This is part of my 100 question challenge. If you’re not familiar then I’d encourage you to stop and read why I’m trying to answer my 100 questions in 2019 here.
First, I thought about ways that my wife and I have already been a good resource:
- We taught them to be debt free except for their house.
- We made them pay for half of their first car. Whatever they saved we matched.
- We had a rule that nothing good happens after 10 pm. So there was no just hanging out after 10 pm. without a reason and permission. This was not as appreciated as I thought it should be! 🙂
- We taught them to give 10% of their income to the church.
- We taught them that church attendance and serving are uber important. You’ll never regret either.
- Being polite will go a long ways with others.
- Have a great work ethic.
- Paid for their college – undergraduate. One daughter went to grad school but on her dime!
But all that happened before they were adults – and it paid off! But, as part of my 100 question challenge I wondered how I might continue to be a resource for them and their husbands now that they are adults and married… So the search began…
Psychology Today noted in a post that you need to be careful about not becoming a codependent parent… How can you tell if you’re a codependent parent? Here are 3 red flags according to Psychologytoday.com:
“Psychology Today’s Dr. Jeffrey Bernstein, who has written about the topic several times, says the question of whether you are a codependent parent is a topic that sparks heated debates. The three red flags he says you should look for are: (1) shouldering debt for an adult son or daughter caught up in a pattern on non-productivity, (2) their habit of borrowing money from you because they can’t sustain consistent employment, and (3) disrespect is the rule and not the exception to it, but you use the excuse that your grown kid has “problems” — giving you the leeway to let them off the hook. In the real world you would never permit another grown adult to treat you similarly.” You can read the rest of the article here, if you think you might be a codependent parent. Or in denial….
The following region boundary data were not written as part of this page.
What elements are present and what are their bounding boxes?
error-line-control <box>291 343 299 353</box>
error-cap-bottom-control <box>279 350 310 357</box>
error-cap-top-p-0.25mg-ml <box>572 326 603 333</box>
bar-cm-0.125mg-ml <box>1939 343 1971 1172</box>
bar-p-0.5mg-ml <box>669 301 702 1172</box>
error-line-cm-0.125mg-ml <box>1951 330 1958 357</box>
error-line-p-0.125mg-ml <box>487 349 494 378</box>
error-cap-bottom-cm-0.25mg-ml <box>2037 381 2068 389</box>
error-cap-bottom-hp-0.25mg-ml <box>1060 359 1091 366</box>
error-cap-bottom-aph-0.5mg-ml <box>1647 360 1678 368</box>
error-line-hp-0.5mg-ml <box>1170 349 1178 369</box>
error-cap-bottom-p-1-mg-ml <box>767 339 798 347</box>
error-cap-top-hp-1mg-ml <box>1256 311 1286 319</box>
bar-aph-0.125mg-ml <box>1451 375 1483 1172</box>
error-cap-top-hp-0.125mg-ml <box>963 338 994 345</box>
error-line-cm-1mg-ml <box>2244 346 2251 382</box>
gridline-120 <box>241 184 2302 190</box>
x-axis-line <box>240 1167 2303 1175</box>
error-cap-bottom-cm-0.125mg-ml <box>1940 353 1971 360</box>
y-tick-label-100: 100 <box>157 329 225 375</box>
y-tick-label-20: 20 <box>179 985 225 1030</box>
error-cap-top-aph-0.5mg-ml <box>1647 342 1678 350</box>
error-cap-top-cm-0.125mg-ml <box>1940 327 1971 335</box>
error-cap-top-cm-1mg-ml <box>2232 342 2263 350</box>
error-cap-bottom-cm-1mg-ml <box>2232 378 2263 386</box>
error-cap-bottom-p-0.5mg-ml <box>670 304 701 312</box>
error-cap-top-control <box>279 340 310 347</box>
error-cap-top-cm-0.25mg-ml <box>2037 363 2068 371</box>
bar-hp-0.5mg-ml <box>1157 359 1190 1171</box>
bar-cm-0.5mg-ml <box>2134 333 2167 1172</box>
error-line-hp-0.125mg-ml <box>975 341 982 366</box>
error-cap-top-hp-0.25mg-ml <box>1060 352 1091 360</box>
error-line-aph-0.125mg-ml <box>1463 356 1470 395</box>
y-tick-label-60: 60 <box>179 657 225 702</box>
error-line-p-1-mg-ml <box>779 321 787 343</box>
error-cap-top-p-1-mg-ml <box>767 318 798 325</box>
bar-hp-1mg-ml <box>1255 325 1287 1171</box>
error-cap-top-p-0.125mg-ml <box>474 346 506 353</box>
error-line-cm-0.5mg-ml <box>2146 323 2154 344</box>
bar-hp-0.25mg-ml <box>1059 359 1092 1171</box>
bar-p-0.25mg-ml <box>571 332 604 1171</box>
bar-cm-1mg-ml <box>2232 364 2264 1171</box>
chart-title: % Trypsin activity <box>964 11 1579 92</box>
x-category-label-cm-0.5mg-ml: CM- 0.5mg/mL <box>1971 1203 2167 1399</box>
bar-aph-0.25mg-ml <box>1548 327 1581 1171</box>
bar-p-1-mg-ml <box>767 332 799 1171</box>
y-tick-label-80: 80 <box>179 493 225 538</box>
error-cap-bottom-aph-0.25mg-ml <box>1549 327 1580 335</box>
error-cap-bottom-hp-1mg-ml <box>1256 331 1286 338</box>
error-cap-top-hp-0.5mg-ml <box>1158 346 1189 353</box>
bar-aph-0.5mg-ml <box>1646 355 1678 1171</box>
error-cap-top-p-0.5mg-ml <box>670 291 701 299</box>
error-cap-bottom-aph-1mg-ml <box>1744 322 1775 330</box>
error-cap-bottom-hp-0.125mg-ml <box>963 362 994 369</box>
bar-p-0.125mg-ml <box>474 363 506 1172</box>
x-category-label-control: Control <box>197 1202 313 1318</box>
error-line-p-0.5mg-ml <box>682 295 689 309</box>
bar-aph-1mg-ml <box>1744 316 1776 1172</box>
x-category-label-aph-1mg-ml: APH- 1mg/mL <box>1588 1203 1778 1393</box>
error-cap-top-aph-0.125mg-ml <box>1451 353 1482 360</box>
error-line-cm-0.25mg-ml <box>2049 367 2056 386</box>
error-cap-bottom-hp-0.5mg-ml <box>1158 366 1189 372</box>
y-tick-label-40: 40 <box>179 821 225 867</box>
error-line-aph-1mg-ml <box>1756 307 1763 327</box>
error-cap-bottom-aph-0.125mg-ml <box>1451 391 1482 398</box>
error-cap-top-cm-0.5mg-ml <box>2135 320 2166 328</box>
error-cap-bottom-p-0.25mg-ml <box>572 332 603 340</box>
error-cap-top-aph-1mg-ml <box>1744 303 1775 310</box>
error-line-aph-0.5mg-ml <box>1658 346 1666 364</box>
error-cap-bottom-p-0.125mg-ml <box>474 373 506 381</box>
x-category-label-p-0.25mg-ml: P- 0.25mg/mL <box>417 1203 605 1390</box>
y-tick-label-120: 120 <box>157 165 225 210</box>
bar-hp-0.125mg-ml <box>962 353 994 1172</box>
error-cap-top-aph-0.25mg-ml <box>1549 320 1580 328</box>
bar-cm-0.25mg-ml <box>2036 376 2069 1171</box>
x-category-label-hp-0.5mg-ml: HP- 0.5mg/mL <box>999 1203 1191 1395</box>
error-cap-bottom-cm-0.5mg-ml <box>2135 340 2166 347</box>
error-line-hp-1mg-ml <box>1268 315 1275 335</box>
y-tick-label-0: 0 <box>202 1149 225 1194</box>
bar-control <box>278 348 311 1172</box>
Sounds like a great answer but it was only the beginning… After doing a lot of “Googling” I realized there wasn’t a ton of info dealing with being a positive resource for your adult children. Most were related to dealing with problem adult children. Well, that ‘s what we’re trying to avoid – right?
So I decided to go with my gut. My wife and I seemed to have had a pretty good start at preparing them for life, so I began to think, and here are a few things that I came up with.
- Create an atmosphere where they can come for opinions but understand they are adults and capable of making their own final decisions. Even if it’s not the one I would’ve made.
- Help them in understanding the importance of financial investments early in their careers. Warren Buffet, one of the world’s richest men, was once credited with this conversation: When asked what his secrets of financial success, replied, I lived to be old and compounding interest! Teach them about compounding interest.
- Even Einstein is rumored to have weighed in with this statement : Albert Einstein – Compound interest. Compound interest is the eighth wonder of the world. He who understands it, earns it … he who doesn’t … pays it.
- Encourage them to live within their means and resist the temptation of competing with the “Jones'”
- We have always encouraged “weekly date nights” and family vacations and continue to encourage them to do so.
- Always have insurance on the important stuff in your life.
- Always be in the process of learning something new. You’ll never regret it.
Well these are just the start of ways that I hope to be a better resource for my kids.
If you have one you’d like to share then please do so in the comments.